Here's an example. The Republicans are highly averse to tax increases. They are passionate about not allowing any tax increases. This is practically an article of religious faith with them, and the evil of higher taxes is so self-evident to them, that they find it difficult to articulate reasons for their position. In fact, a lot of the opposition to taxes is based on a still-deeper article of faith: You can reduce the size and influence of government by cutting taxes.

The problem is that the "starve the beast" theory has never worked. The government, whether under Democrats, Republicans or Martians (I refer to the late Bush administration), continues to spend, borrowing to make up the difference. The Republicans cannot admit that starving the beast is an ineffective strategy, however, because they don't have any other strategy for cutting the size of government, except by doing things that voters don't like.

Let's face the obvious problem: The people, in their majesty - vox populi, vox dei - want more services than they are willing to pay for. They want the government to do things that cost more than the amount of money they are willing to allow it. And they don't want their representatives to tell them that they can't have it both ways.

You can't cheat an honest man, as the saying goes, but what we have here is a dishonest electorate.

What Paulson Knew

Daniel Gross devotes his column to a review of Henry Paulson's memoir of the financial crisis. The review, as a review, is good and readable, and it makes me think that the memoir itself would be worth reading. Gross does chide Paulson for being unreflective and for failing to see the big picture. Paulson takes things as they come; he doesn't place them in a larger context, and he doesn't have a grand philosophy to bring to bear on them.

What Gross doesn't, perhaps, get is that a more reflective man, a man with an explicit philosophy about how the economy was supposed to work, might very well have been paralyzed in the face of the financial crisis. Paulson's very pedestrian, task-oriented approach enabled him to deal with one problem at a time.
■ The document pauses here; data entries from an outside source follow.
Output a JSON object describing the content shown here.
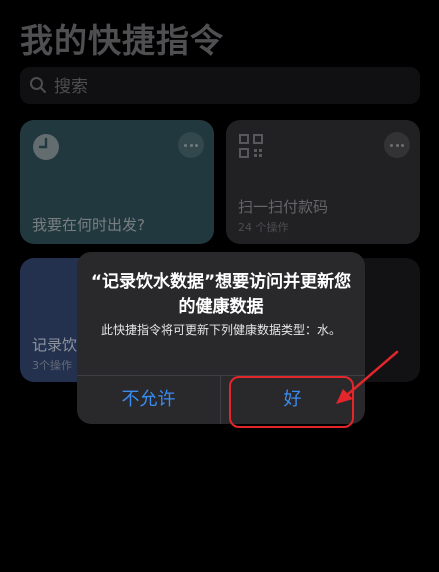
{
  "header": {
    "title": "我的快捷指令"
  },
  "search": {
    "placeholder": "搜索"
  },
  "cards": [
    {
      "title": "我要在何时出发?",
      "icon": "clock-icon",
      "color": "#2e4f57"
    },
    {
      "title": "扫一扫付款码",
      "subtitle": "24 个操作",
      "icon": "qr-code-icon",
      "color": "#2e2e31"
    },
    {
      "title": "记录饮",
      "subtitle": "3个操作",
      "color": "#32456c"
    }
  ],
  "alert": {
    "title": "“记录饮水数据”想要访问并更新您的健康数据",
    "message": "此快捷指令将可更新下列健康数据类型：水。",
    "deny_label": "不允许",
    "allow_label": "好"
  },
  "annotation": {
    "color": "#e2262b"
  }
}
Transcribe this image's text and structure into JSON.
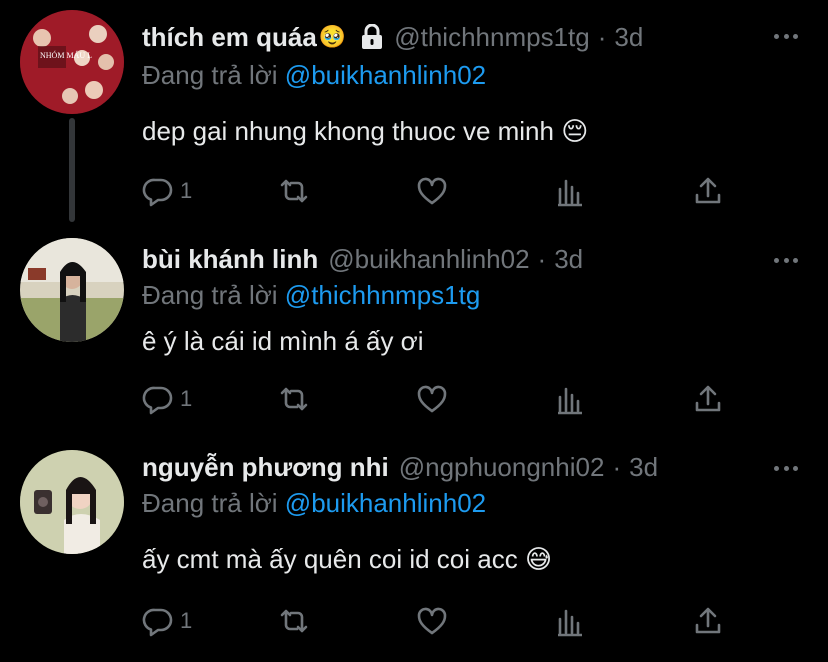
{
  "tweets": [
    {
      "display_name": "thích em quáa",
      "name_emoji": "🥹",
      "handle": "@thichhnmps1tg",
      "separator": "·",
      "time": "3d",
      "replying_prefix": "Đang trả lời",
      "replying_to": "@buikhanhlinh02",
      "text": "dep gai nhung khong thuoc ve minh 😔",
      "reply_count": "1",
      "avatar_text": "NHÓM MÁU L"
    },
    {
      "display_name": "bùi khánh linh",
      "handle": "@buikhanhlinh02",
      "separator": "·",
      "time": "3d",
      "replying_prefix": "Đang trả lời",
      "replying_to": "@thichhnmps1tg",
      "text": "ê ý là cái id mình á ấy ơi",
      "reply_count": "1"
    },
    {
      "display_name": "nguyễn phương nhi",
      "handle": "@ngphuongnhi02",
      "separator": "·",
      "time": "3d",
      "replying_prefix": "Đang trả lời",
      "replying_to": "@buikhanhlinh02",
      "text": "ấy cmt mà ấy quên coi id coi acc 😅",
      "reply_count": "1"
    }
  ],
  "colors": {
    "background": "#000000",
    "text": "#e7e9ea",
    "muted": "#71767b",
    "link": "#1d9bf0",
    "thread_line": "#333639"
  },
  "icons": [
    "lock-icon",
    "more-icon",
    "reply-icon",
    "retweet-icon",
    "like-icon",
    "analytics-icon",
    "share-icon"
  ]
}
Gross mentions that Paulson is a birder. Well, there are birders who worry about the ecosystem as a whole and how our winged friends fit into it. But there are also birders who get out to a location, binoculars, field guide and notebook in hand, and just look for the birds that are there. Paulson strikes me as one of the latter.

The book is On the Brink: Inside the Race to Stop the Collapse of the Global Financial System.

Saturday, February 6, 2010

Are You Rich?

Are you rich? Am I rich?

One of the features of President Obama's fiscal policy has been that he would not impose new taxes on middle-class Americans. Of course, in America, we're all middle-class, so there has to be a cut-off point for such a determination. President Obama has set that point at $250,000 per year of income. A lot of people who make that much (or even more) contend that they aren't rich: They, too, are middle-class.

Daniel Gross provides a nice analysis here, showing that people making $250,000 annually are indeed rich. It's a nicely written piece, and Gross doesn't bother us with statistical analysis, but he does point out that $250,000 is about five times the national median income.

I, for one, think it would be good to allow the Bush tax cuts to expire in their entirety, and for the estate tax to come back in full force, but I'll settle for having those cuts taken away from the rich.